Ezcümle: İki saat kamer tamamıyla tutulduğu aynı gecede, gizli düşmanlarım Ankara’dan bizden Nur mecmuaları istemeleri üzerine buraya gelen iki adam, birden otuz altı mecmua gönderdiğimizin aynı ikinci gününde tahminlerince daha gönderilmemiş diye hem o kitaplar nerede olduğunu bilmek ve Afyon’daki resmî ve makam sahibi bir iki masona haber vermek ve taharri ettirmek ve kilitli olan iki odamda yemek ve içmek kaplarıma zehir atmak için fevkalâde bir tarzda dama çıkmışlar ve iki odanın her birinin bir penceresini kırmadan acib bir tarzda açıp içeriye girmişler. Benim yattığım oda ise arkasından sürgülü olmasından bana sû-i kasd edememişler. Hıfz-ı İlahî ve inayet-i Rabbaniye onların eline bir uç vermedi.

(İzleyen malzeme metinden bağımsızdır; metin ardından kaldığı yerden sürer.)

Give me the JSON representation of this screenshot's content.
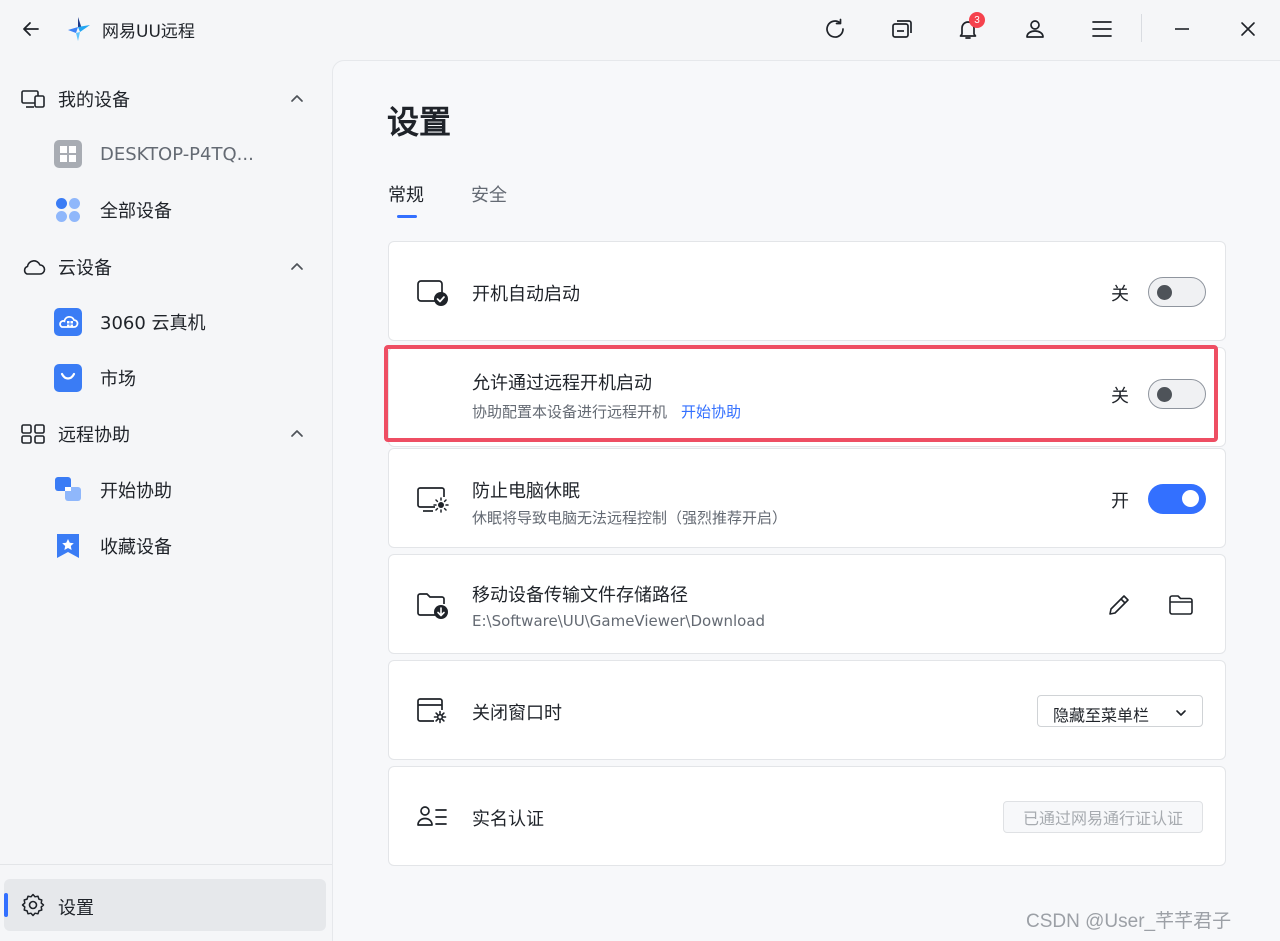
{
  "app": {
    "title": "网易UU远程",
    "notification_count": "3"
  },
  "sidebar": {
    "groups": [
      {
        "label": "我的设备",
        "items": [
          {
            "label": "DESKTOP-P4TQ..."
          },
          {
            "label": "全部设备"
          }
        ]
      },
      {
        "label": "云设备",
        "items": [
          {
            "label": "3060 云真机"
          },
          {
            "label": "市场"
          }
        ]
      },
      {
        "label": "远程协助",
        "items": [
          {
            "label": "开始协助"
          },
          {
            "label": "收藏设备"
          }
        ]
      }
    ],
    "settings_label": "设置"
  },
  "main": {
    "title": "设置",
    "tabs": [
      {
        "label": "常规",
        "active": true
      },
      {
        "label": "安全",
        "active": false
      }
    ],
    "rows": [
      {
        "title": "开机自动启动",
        "state": "关",
        "on": false
      },
      {
        "title": "允许通过远程开机启动",
        "subtitle": "协助配置本设备进行远程开机",
        "link": "开始协助",
        "state": "关",
        "on": false
      },
      {
        "title": "防止电脑休眠",
        "subtitle": "休眠将导致电脑无法远程控制（强烈推荐开启）",
        "state": "开",
        "on": true
      },
      {
        "title": "移动设备传输文件存储路径",
        "subtitle": "E:\\Software\\UU\\GameViewer\\Download"
      },
      {
        "title": "关闭窗口时",
        "select_value": "隐藏至菜单栏"
      },
      {
        "title": "实名认证",
        "status": "已通过网易通行证认证"
      }
    ]
  },
  "watermark": "CSDN @User_芊芊君子",
  "colors": {
    "accent": "#3370ff",
    "highlight": "#ee4e63",
    "badge": "#f5424d"
  }
}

Ben daha lüzumlu şeyler yazacaktım. Fakat rahatsızlık “Yeter!” dedi.

Her vakit ihtiyat, ihlas, tesanüd, sebat, sarsılmamak ve vazifemizi yapmak ve vazife-i İlahiyeye karışmamak “sırran tenevverat” düsturuna göre hareket etmek ve telaş ve meyus olmamak lâzım ve elzemdir.

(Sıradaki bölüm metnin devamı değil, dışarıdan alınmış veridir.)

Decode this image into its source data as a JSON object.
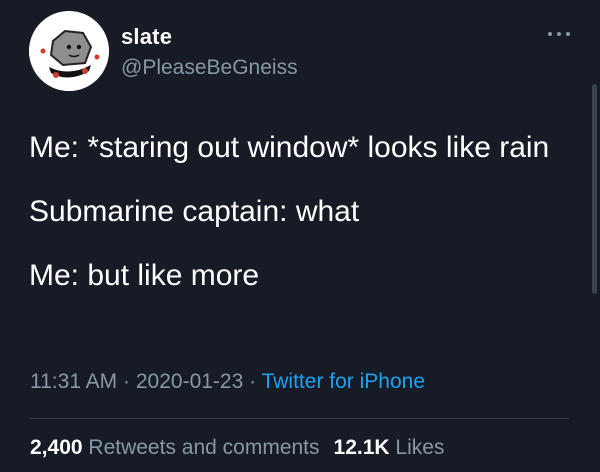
{
  "user": {
    "display_name": "slate",
    "handle": "@PleaseBeGneiss"
  },
  "tweet": {
    "lines": [
      "Me: *staring out window* looks like rain",
      "Submarine captain: what",
      "Me: but like more"
    ]
  },
  "meta": {
    "time": "11:31 AM",
    "separator": "·",
    "date": "2020-01-23",
    "source": "Twitter for iPhone"
  },
  "stats": {
    "retweets_count": "2,400",
    "retweets_label": "Retweets and comments",
    "likes_count": "12.1K",
    "likes_label": "Likes"
  },
  "colors": {
    "background": "#161b25",
    "secondary_text": "#8899a6",
    "link": "#1da1f2"
  },
  "icons": {
    "more": "more-horizontal-icon",
    "avatar": "rock-cartoon-avatar"
  }
}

Hem tekrar derim: Nur şakirdleri gibi pek az zahmetle pek çok kıymettar hizmet ve pek çok manevî kazanç elde edenler tarihlerde görülmüyor. Ağır şerait altında bazen bir saat nöbet bir sene ibadet hükmüne geçtiği misillü, inşâallah Nurcuların hizmet-i imaniye ve Kur’aniyedeki saatleri yüzer saat hükmünde hayırlar kazandırır.

Umum kardeşlere ve hemşirelere selâm ve iki cihanda selâmetlerine dua eden ve dualarını isteyen kardeşiniz

***

…Hakiki fedakâr Zübeyr, en lüzumlu ve hizmete şiddet-i ihtiyacım zamanında buraya imdadıma geldi. Yoksa Isparta’dan o sistemde birisini isteyecektim…

***

Aziz, sıddık kardeşlerim!

Evvela: Leyle-i Mi’racınızı tebrik ve içinde ettiğiniz duaların makbuliyetini rahmet-i İlahiyeden niyaz ederiz. Ve bu havalide Mi’rac Gecesinden bir gün evvel ve bir gün sonra müstesna bir surette rahmetin yağması işarettir ki bu vatanda bir umumî rahmet tecelli edecek, inşâallah.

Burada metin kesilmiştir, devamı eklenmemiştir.